The LGBT community is in particular furious with Prime Minister Benjamin Netanyahu, who went against his word and voted against the proposed clause in the law that would have also allowed surrogacy for single fathers, and by extension male same-sex couples.

The surrogacy law was passed in Israel’s parliament, the Knesset, last week. Previously, only married heterosexual couples were allowed to request state supported surrogacy to have a child. Without this support, high costs make surrogacy out of reach for most Israelis.

Netanyahu claimed he had no choice but to vote against the measure as the entire law would not have passed in parliament if the pro-gay clause had been included. He has been accused of pandering to Orthodox opponents of the proposal in his coalition government.

“Netanyahu has sold the most important thing in our society to an extremist minority in his government for extraneous political interests – the value of equality,” Zionist Union Knesset lawmaker Itzik Shmuli told the Tel Aviv demonstrators, reported i24news.

In a statement on Facebook, Aguda described the surrogacy law as “a huge step backwards” and called it a “deliberate, discriminatory act… to make it difficult for gay couples to become parents.”

It said that Sunday’s demonstrations also sought to highlight other issues that continue to hamper the LGBT community: “In Israel today, lesbian women cannot register their children to school, transgender people are stabbed on the streets, and LGBTQ teens are running into homophobia every day in school.
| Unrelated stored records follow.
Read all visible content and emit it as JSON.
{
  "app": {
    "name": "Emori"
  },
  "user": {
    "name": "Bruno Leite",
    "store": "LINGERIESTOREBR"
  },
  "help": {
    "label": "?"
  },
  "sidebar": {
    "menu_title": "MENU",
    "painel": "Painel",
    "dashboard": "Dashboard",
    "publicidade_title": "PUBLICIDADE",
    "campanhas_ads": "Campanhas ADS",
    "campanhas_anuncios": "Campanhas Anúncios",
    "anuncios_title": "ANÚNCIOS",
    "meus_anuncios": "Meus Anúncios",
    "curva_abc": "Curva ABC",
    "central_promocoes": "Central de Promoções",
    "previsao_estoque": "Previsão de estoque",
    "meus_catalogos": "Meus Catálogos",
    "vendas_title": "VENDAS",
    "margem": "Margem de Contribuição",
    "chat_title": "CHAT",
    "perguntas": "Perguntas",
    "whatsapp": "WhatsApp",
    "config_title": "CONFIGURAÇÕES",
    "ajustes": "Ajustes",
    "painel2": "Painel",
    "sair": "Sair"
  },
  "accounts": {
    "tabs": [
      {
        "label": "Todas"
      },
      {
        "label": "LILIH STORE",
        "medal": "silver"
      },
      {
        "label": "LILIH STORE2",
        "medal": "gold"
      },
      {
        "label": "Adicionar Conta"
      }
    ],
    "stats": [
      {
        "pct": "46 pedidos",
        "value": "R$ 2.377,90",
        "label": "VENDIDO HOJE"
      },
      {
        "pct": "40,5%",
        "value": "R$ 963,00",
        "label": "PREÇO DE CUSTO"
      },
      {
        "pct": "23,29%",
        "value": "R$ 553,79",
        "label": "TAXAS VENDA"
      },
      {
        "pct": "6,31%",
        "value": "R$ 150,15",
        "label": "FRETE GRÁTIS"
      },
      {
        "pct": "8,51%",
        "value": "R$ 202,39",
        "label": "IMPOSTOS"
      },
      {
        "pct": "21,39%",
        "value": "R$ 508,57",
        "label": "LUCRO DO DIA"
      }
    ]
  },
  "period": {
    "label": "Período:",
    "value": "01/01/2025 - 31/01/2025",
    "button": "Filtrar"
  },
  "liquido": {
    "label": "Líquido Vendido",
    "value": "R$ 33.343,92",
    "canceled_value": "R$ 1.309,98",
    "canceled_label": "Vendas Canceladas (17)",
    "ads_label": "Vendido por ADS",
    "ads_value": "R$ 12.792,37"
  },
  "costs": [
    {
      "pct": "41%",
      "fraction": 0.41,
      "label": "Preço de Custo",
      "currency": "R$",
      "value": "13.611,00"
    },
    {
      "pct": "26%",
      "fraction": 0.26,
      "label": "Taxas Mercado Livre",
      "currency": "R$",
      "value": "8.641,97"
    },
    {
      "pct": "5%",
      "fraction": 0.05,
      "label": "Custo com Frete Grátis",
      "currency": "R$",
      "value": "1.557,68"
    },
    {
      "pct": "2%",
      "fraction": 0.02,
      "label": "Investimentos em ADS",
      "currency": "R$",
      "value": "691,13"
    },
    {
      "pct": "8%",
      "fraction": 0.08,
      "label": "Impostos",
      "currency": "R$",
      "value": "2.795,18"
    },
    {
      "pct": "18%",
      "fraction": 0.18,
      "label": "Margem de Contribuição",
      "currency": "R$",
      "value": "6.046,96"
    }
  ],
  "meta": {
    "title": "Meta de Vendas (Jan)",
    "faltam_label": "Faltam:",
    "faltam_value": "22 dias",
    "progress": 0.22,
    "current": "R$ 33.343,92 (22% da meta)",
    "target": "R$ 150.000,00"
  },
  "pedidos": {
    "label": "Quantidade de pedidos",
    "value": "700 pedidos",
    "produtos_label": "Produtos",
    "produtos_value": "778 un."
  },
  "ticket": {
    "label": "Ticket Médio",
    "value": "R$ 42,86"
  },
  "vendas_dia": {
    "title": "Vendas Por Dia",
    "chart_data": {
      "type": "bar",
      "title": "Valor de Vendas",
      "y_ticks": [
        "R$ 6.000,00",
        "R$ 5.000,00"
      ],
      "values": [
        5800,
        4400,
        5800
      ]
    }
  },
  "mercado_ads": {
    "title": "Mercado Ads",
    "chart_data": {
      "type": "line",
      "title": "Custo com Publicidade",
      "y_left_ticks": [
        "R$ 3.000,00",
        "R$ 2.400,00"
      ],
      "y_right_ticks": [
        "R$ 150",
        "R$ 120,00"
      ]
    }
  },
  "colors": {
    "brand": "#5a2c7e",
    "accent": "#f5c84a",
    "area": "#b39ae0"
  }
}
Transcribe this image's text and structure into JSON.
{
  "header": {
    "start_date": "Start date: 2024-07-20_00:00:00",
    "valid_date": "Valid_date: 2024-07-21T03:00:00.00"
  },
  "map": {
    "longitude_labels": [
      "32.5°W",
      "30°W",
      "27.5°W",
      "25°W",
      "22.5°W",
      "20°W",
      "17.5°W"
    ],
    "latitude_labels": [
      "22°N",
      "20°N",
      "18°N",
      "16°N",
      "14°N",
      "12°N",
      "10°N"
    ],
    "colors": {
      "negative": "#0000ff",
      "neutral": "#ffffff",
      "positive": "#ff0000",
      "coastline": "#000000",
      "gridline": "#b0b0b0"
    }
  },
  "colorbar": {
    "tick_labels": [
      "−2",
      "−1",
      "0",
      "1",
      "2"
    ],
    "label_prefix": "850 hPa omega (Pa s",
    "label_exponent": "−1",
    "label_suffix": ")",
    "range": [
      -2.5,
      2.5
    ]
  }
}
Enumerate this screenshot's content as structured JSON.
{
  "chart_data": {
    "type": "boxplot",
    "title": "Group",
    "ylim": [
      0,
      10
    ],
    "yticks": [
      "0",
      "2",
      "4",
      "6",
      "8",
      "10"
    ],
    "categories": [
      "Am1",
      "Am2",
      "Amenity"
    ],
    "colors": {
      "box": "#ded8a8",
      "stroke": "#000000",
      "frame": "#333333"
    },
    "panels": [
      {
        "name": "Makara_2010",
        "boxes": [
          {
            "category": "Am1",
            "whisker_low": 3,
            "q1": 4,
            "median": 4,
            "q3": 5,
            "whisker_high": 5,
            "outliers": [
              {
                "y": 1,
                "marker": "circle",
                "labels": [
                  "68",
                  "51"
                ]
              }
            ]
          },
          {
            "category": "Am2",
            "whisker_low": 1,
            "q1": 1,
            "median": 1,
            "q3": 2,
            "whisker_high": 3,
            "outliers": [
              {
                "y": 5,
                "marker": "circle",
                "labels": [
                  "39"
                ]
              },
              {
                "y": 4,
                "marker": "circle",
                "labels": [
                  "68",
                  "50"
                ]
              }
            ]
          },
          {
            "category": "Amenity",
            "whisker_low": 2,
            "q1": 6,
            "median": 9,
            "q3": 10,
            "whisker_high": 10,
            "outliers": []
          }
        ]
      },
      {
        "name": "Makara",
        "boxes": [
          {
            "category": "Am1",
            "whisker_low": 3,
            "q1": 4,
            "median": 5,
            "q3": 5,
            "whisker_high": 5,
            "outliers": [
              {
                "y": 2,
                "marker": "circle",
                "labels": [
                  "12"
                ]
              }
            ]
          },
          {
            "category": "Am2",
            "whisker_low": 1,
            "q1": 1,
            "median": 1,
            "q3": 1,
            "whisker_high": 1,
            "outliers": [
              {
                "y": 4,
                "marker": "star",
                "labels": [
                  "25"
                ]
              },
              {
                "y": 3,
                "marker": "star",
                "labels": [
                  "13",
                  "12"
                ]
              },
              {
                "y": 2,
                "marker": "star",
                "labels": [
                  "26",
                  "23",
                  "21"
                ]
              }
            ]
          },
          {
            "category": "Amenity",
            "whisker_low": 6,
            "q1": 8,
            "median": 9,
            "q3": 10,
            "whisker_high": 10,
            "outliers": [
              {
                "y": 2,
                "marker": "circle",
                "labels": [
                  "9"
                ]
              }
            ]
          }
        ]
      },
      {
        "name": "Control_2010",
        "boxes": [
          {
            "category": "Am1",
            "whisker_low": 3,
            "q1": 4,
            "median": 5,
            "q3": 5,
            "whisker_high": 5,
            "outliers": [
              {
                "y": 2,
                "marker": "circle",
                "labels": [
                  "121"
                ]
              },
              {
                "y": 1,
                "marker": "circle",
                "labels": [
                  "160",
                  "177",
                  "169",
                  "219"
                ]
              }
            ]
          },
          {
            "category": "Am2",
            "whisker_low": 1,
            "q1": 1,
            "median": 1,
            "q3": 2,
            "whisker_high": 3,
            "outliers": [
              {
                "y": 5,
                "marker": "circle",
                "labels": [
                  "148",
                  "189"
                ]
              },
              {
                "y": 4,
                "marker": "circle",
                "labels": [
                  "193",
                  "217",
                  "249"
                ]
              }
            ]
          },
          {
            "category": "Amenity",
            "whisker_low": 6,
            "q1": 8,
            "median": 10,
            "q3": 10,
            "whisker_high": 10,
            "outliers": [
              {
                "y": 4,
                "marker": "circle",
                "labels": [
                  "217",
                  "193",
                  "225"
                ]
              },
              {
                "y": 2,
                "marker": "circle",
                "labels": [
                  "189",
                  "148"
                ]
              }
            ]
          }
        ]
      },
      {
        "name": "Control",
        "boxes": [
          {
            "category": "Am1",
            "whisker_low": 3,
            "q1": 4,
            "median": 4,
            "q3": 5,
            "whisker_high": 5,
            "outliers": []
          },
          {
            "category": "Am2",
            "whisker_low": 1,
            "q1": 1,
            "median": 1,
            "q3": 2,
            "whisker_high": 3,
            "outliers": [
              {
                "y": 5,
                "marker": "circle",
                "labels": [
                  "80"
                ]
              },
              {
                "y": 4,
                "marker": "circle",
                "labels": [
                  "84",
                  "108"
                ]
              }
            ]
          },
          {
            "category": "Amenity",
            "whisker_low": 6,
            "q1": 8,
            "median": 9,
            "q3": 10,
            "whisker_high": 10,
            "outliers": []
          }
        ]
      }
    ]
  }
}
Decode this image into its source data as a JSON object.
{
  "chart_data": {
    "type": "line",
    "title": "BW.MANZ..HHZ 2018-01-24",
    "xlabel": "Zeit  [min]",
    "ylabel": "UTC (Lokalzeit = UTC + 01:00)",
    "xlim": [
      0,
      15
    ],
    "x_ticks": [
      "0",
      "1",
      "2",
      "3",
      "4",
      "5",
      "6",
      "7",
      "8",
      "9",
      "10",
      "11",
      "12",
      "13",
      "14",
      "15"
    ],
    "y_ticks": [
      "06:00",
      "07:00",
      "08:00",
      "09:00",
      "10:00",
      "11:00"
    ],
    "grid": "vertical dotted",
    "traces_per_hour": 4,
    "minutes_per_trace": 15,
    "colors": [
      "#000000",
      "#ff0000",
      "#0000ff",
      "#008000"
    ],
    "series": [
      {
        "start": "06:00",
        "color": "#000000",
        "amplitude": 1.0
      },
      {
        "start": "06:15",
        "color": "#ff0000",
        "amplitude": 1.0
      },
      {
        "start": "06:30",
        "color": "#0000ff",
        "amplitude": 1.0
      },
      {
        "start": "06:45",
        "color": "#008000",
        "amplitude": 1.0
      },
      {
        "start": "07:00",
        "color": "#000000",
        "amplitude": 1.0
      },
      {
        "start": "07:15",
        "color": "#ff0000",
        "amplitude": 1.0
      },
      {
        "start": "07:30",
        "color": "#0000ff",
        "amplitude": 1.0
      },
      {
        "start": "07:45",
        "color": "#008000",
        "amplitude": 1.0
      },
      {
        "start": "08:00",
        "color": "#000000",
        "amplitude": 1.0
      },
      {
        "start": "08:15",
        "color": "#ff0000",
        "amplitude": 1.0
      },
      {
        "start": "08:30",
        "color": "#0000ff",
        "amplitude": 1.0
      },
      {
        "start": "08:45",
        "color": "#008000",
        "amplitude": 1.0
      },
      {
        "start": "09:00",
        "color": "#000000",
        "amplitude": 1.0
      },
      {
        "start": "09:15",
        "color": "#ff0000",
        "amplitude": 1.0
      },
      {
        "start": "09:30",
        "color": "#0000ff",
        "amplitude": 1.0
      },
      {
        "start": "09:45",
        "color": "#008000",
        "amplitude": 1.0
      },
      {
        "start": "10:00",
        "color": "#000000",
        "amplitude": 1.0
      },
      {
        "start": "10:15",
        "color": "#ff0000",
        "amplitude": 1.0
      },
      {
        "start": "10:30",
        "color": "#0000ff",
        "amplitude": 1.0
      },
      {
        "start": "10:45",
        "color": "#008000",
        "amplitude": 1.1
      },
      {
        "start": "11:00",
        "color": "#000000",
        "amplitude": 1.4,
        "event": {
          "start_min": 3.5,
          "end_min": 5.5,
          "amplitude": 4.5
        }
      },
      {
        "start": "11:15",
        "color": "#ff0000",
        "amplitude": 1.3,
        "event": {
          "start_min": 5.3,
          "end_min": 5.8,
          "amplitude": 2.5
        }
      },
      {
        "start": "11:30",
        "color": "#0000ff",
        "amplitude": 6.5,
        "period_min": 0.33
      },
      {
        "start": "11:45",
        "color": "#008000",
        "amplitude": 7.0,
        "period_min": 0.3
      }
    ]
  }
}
“We cannot sit quietly anymore and continue living life like this… We will not stop fighting until the government respects our basic rights and sees us as equal citizens of this country,” said the group.

Israel is known as the most LGBT-accepting country in the region, with anti-discrimination laws in place. Same-sex marriage and gay adoption, however, are not yet legal. The country has been accused by some activists of using and promoting its tolerance for the LGBT community as a means to obscure or “pinkwash” human rights violations against the Palestinian people.